77. The method according to claim 46 wherein said metallic object is steel sheet and wherein said surface treated according to claim 46 is coated with zinc by contact with molten media comprising zinc.
78. The method according to claim 46 wherein said metallic object is a metal sheet or plate wherein the method according to claim 46 is applied to a rolling surface thereof to provide an optically interrogatable matte surface band at or near the lateral edge of said rolling surface for optical rolling mill control instrumentation.
79. The method according to claim 46 wherein said arc is magnetically impelled at a speed of at least 50 feet per second.
80. The method according to claim 46 wherein said arc is magnetically impelled at a speed of at least 200 feet per second.
81. The method according to claim 46 wherein said arc is magnetically impelled at a speed of at least 400 feet per second.
82. The method according to claim 46 wherein said arc is magnetically impelled at a speed of at least 600 feet per second.
83. The method according to claim 46 wherein said arc is magnetically impelled at a speed of at least 1000 feet per second.
84. The method according to claim 46 wherein said arc is magnetically impelled at a speed of at least 2000 feet per second.
85. The method according to claim 46 wherein said arc is a d.c. arc with said electrode being the positive connection and said metallic object being connected to ground.
86. The method according to claim 46 wherein said arc is an alternating current arc.
87. The method according to claim 46 wherein an inert gas is provided at the arc site.
88. The method according to claim 46 wherein the arc site is not deliberately provided with gas from a site external to the arc site.
89. The method according to claim 46 wherein said arc is conducted in the presence of an atmosphere containing air.
90. The method according to claim 46 wherein said arc is conducted in the presence of an atmosphere containing oxygen.

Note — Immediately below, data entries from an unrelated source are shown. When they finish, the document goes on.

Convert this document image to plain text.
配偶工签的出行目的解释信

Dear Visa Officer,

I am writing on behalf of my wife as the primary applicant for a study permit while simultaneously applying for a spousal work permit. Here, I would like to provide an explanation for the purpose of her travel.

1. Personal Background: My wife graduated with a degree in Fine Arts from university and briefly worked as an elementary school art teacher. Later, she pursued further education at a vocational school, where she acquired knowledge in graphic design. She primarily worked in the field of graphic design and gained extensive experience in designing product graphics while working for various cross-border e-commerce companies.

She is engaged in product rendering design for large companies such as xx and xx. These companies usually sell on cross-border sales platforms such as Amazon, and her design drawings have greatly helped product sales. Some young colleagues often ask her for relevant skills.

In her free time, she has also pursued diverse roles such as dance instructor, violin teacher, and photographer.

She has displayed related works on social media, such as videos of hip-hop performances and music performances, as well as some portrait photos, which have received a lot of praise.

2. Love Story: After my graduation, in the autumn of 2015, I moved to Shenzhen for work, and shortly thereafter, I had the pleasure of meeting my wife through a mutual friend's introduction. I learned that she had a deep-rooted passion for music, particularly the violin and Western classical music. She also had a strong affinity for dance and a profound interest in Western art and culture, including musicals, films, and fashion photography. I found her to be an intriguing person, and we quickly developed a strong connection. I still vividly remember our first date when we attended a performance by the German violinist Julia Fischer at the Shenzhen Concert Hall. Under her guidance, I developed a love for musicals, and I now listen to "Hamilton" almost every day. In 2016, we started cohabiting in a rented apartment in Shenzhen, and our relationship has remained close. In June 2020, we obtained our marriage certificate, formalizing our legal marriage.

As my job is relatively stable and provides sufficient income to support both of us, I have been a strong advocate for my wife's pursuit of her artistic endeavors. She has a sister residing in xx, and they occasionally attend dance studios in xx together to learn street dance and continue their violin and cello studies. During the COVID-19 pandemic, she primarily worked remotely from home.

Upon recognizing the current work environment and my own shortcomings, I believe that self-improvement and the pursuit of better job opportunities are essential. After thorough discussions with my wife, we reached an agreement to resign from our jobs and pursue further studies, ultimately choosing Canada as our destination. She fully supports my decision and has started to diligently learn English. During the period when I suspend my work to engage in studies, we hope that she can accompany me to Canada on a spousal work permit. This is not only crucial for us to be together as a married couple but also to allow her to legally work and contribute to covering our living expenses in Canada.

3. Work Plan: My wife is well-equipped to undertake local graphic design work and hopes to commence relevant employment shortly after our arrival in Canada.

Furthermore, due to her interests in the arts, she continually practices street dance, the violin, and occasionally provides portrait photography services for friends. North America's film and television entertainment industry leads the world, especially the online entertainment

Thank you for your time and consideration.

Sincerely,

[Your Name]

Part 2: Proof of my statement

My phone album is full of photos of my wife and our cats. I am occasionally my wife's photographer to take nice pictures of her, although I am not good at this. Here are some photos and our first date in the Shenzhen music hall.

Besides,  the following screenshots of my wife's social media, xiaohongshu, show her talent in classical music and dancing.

91. The method according to claim 46 wherein no shielding gas is provided.
92. The method according to claim 46 wherein a gas is provided to the arc region, said gas comprising hydrogen and an inert gas.
93. The method according to claim 46 wherein a treatment agent is provided in the arc region.
94. The method according to claim 46 wherein a material is provided to the arc region, said material comprising one or more substances selected from the group consisting of nitrogen, ammonia, oxygen, organic nitrides, organic nitrates, diborane, boron halides, organic boron compounds, hydrocarbons, oxygen-containing hydrocarbons, or combinations thereof.
95. The method according to claim 46 wherein the arc region is provided with one or more substances from the group consisting of volatile metal compounds, metal halides, organometal complexes, metal hydrides, metal carbonyls and other metal bearing gases.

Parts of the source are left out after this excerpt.